As public markets continue to look poised for a correction and investors seek to de-risk portfolios, private equity and debt markets will also see the ripple effect and an impact on the ability for small and mid-size companies to get access to funding.
Armory Co-Founder Nick Tell shares his market outlook on what the current environment means for raising capital:
What will be a key macro theme influencing the fundraising environment for SME to mid-market companies this year?
The main fundraising challenge for private growth companies in 2022 stems from the collapse in valuations for public growth companies beginning in the 4th quarter of last year and accelerating into this year. This “risk off” trade in the public markets not only affects the valuation for these companies but also investor appetite for growth companies, particularly those with little or no free cash flow. This partly relates to concerns about the rising rate environment, impacting DCF analysis for these types of companies. However, it also reflects growing concern that cash flow projections in general for these companies are suspect and therefore difficult to value.
How can companies position themselves well for fundraising in a tighter environment?

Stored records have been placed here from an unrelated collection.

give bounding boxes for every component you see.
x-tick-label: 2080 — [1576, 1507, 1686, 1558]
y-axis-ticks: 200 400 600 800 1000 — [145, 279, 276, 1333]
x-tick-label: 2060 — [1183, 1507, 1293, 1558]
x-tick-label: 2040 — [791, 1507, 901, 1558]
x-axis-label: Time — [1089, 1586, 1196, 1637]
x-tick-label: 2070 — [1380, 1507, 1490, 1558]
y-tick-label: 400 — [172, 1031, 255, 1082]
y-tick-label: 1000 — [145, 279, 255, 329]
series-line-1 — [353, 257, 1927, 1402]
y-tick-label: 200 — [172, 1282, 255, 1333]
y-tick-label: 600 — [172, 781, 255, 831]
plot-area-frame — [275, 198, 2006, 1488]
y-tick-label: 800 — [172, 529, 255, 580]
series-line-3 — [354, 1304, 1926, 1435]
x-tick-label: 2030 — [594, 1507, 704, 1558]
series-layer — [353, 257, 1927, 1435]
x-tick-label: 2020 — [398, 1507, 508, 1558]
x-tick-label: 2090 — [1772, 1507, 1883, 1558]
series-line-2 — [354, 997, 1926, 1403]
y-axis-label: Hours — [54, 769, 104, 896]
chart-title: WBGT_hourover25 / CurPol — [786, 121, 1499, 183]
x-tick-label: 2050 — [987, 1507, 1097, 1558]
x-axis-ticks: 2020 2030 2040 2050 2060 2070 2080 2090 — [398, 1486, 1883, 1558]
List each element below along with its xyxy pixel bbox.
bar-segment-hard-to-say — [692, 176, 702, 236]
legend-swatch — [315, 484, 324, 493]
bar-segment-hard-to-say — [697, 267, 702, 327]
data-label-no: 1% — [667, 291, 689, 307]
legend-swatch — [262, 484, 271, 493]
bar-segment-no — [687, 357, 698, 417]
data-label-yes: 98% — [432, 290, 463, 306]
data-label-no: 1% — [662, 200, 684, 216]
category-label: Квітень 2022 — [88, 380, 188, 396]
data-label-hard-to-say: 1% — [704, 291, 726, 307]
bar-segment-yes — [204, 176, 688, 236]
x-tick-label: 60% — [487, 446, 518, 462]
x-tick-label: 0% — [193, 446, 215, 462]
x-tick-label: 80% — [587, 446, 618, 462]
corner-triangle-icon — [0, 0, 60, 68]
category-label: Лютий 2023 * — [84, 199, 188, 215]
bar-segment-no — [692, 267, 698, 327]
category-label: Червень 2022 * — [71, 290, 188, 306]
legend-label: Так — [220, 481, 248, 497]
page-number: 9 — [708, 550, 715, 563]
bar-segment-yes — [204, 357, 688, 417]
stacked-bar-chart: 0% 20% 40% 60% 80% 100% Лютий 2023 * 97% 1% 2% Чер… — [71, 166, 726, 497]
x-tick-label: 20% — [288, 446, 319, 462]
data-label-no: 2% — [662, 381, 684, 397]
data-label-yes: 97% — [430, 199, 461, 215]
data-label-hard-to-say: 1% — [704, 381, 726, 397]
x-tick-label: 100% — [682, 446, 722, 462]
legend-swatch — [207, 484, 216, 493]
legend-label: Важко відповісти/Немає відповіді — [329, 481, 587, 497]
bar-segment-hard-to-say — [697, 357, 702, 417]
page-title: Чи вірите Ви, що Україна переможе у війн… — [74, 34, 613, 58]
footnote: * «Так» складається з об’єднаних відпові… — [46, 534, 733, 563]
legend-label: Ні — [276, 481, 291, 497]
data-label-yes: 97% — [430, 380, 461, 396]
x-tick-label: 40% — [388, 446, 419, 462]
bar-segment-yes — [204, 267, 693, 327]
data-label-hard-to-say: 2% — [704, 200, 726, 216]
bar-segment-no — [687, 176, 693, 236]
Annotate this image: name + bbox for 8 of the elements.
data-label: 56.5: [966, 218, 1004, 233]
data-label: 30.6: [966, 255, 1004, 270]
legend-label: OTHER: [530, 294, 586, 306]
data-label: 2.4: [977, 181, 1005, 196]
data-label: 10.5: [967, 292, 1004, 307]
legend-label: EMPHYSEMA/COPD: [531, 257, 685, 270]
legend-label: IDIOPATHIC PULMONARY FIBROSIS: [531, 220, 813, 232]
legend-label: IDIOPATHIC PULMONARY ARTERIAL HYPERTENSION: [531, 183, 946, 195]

To address these concerns, high growth companies will need to focus on ways to create credibility behind their assumptions to generating free cash flow over time. The best way to do this is to point to historical examples in their industry where other early growth companies used different techniques, like consolidation, operating leverage, industry dominance, to achieve substantial free cash flow and then lay out a plausible business plan utilizing those techniques to achieve that goal.